Voltammetric investigation of surface-confined proteins

Development of sensitive and selective methods to detect proteins at trace levels is of great biological importance. Via derivatization with a bifunctional crosslinker 4-maleimidobutyric acid N-hydroxysuccinimide ester (GMBS) and an electrochemical marker 11-ferrocenyl-1-undecanethiol (Fc-SH), voltammetric determination of surface-confined proteins electrostatically adsorbed onto the polyelectrolyte of poly (sodium 4-styrenesulfonate) (PSS) or poly(allylamine hydrochloride) (PAH)-covered surfaces could be realized. The utilization of PSS or PAH was anticipated to reduce the nonspecific adsorption of the proteins on the surface. Two kinds of proteins with no redox activity or exhibiting complex or ill-defined voltammetric peak(s), i.e. the positively charged lysozyme and negatively charged metallothionein (MT) were demonstrated.
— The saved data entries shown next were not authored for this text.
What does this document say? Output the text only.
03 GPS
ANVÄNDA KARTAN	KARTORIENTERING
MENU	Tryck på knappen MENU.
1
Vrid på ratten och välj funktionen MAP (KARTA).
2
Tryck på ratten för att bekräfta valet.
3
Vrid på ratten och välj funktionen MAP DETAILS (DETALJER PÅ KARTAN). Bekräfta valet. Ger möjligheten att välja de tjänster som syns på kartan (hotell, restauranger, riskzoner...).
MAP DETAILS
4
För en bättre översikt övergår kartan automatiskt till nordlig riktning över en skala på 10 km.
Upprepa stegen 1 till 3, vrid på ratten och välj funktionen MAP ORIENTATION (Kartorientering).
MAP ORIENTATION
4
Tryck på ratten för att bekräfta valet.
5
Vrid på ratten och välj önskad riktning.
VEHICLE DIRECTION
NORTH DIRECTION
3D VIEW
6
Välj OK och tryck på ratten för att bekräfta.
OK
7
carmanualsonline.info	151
Due to the incorporation of the bifunctional reagent GMBS and the redox active Fc groups onto the protein-modified electrodes, well-defined voltammetric peaks of high signal intensity were obtained. The anodic peak heights were found to be dependent on the surface density of the proteins electrostatically binded to the polyelectrolyte-coated surface. The present method can measure lysozyme concentration as low as 0.1 nM.